Difficile de répondre à cette question, étant donné sa « vastitude » et l’ampleur des défis auxquels le mouvement communautaire dans son ensemble est confronté : nécessité d’augmenter et de diversifier le financement des organismes, de préserver l’autonomie du mouvement, d’améliorer sa capacité d’action et d’initiative, de faire obstacle aux nouvelles règles sur le lobbyisme, de faire progresser de façon urgente et importante la lutte à la pauvreté, et certes de créer des solidarités et des alliances plus larges et plus fortes…

Quant à nous, la poursuite, voire l’intensification des interventions gouvernementales en faveur du logement social et communautaire nous apparaît essentielle dans une optique de justice sociale et de reconnaissance des droits économiques et sociaux.
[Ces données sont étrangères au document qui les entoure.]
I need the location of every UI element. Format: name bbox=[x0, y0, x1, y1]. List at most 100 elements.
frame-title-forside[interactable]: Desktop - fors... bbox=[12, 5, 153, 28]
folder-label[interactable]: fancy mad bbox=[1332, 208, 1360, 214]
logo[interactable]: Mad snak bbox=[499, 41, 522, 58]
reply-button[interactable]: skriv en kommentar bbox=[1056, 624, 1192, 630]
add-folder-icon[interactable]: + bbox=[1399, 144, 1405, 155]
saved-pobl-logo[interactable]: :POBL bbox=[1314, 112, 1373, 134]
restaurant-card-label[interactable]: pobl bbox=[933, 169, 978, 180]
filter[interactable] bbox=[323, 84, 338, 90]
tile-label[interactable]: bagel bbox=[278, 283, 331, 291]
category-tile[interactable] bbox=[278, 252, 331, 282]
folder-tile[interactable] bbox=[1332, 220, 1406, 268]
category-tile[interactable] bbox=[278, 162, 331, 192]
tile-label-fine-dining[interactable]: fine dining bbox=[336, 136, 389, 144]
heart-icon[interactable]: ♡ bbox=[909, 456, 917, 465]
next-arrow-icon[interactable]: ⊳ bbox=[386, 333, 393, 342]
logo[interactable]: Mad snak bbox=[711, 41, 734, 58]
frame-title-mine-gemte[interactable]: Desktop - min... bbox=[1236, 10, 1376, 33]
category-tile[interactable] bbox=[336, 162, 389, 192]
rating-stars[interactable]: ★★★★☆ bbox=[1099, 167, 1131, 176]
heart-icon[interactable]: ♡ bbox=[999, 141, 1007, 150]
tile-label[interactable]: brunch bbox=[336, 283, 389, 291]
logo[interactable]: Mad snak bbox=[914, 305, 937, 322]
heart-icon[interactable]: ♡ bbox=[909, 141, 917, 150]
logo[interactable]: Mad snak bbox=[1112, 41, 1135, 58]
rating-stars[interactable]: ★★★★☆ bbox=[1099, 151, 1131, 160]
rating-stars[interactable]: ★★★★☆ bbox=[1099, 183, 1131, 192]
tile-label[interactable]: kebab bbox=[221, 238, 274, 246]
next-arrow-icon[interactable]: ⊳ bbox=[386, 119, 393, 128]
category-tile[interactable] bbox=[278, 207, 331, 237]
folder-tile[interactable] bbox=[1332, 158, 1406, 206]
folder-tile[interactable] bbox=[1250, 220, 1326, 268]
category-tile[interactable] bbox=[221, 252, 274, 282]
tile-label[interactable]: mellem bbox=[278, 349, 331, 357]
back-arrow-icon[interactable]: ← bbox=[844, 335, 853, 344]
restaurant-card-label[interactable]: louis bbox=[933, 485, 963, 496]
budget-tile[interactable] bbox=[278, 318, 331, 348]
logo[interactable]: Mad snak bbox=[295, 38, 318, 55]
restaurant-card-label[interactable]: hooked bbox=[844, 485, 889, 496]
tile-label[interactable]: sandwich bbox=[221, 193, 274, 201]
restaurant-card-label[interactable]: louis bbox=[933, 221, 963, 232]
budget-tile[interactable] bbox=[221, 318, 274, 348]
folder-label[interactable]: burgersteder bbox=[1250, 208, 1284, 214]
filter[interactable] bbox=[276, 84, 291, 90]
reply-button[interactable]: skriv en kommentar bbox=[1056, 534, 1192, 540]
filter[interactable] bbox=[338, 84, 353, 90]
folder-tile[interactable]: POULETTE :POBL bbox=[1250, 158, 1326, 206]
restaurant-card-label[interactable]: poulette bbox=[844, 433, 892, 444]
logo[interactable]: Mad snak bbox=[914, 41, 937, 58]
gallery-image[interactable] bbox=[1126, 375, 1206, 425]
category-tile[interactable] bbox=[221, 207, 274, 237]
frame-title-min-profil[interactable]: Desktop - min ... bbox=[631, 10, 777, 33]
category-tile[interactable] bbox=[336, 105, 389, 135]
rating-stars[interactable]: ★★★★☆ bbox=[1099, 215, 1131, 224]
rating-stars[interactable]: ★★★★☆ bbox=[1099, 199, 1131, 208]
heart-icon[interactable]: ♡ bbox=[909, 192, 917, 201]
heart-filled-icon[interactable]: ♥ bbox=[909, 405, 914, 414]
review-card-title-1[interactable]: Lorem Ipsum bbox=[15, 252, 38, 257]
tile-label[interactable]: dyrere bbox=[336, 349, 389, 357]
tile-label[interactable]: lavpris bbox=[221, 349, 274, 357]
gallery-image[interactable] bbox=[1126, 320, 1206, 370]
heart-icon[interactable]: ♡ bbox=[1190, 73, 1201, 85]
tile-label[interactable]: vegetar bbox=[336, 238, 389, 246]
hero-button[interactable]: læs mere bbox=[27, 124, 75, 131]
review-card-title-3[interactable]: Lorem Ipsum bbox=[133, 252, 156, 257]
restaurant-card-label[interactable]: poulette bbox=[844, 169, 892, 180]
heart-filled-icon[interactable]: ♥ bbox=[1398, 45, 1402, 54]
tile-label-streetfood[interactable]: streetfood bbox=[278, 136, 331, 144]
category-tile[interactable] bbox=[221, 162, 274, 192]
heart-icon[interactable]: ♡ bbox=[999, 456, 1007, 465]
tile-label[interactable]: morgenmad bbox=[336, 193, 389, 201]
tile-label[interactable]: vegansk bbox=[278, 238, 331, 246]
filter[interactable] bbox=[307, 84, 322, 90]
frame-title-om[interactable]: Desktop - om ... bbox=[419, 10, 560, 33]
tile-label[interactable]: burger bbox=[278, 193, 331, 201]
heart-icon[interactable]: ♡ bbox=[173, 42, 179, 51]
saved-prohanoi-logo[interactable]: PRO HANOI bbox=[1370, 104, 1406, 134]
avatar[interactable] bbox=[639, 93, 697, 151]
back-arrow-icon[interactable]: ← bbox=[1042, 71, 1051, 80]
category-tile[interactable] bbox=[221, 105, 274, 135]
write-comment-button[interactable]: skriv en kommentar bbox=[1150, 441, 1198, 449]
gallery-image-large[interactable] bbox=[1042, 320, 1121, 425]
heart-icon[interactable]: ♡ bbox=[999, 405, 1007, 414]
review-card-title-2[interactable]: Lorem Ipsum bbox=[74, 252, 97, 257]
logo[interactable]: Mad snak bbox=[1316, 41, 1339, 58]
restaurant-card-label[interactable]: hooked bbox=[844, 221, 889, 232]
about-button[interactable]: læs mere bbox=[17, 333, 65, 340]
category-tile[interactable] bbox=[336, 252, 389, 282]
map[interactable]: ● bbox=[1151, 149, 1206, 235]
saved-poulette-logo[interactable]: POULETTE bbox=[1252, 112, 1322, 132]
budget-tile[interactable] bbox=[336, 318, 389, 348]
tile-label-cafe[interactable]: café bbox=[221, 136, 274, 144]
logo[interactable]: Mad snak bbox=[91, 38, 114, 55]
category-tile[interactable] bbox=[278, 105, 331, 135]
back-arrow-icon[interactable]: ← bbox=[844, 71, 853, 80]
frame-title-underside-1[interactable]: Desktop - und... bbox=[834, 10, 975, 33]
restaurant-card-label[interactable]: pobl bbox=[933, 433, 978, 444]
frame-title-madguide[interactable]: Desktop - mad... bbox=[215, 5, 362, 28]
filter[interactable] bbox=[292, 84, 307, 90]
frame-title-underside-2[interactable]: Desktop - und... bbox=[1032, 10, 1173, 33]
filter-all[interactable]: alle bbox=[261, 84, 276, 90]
À très court terme, il y a donc un enjeu certain à ce que dès le prochain budget, le gouvernement québécois manifeste concrètement son intention de reprendre ses investissements dans le logement social, sous une forme et à un niveau qui permettront de répondre aux besoins du plus grand nombre.

Le Réseau québécois des OSBL d’habitation

Le 2 février 2016

 

NOTES :
1 AECOM Aménagement, Environnement et Ressources, (2011), Étude d’impacts des activités de la Société d’habitation du Québec, p. 28. http://www.habitation.gouv.qc.ca/fileadmin/internet/publications/0000021371.pdf ; et (2013), Étude sur les impacts sociaux des activités de la Société d’habitation du Québec : rapport final, p. 4. http://www.habitation.gouv.qc.ca/ fileadmin/internet/publications/0000022972.pdf
2 Fédération des OSBL d’habitation de Montréal, (2015), Du Chez-Soi au Chez-Nous : résultats d’une enquête sur la stabilité résidentielle dans les OSBL-H dédiés aux personnes sortant de l’itinérance. http://fohm.rqoh.com/du-chez-soi-au-chez-nous-2/
3 Lechaume, Aline, Savard, Frédéric, (2015), Avis sur la mesure de l’exclusion sociale associée à la pauvreté : des indicateurs à suivre, Centre d’étude sur la pauvreté et l’exclusion (CEPE), Gouvernement du Québec, p. 14. http://www.mess.gouv.qc.ca/ publications/pdf/CEPE_2015_Indicateurs_exclusion_sociale.pdf
4 Front d’action populaire en réaménagement urbain, (2014), Dossier noir – Logement et pauvreté, p. 3. http://www.frapru.qc.ca/wp-content/uploads/2014/09/Dossier-noir-2014VF_web.pdf
5 Isabelle Porter, « HLM : près de 40 000 personnes sur les listes d’attente au Québec », Le Devoir, 4 août 2014. http://www.ledevoir.com/politique/quebec/415075/hlm-pres-de-40-000-personnes-sur-les-listes-d-attente-au-quebec
6 Ce que nous appelons « effort d’austérité » est la différence entre le déficit affiché au terme de l’année financière 2014-2015 (soit 1,097 milliard $) et le surplus projeté à la suite des mesures adoptées dans le budget 2015-2016 (soit 1,586 milliard $).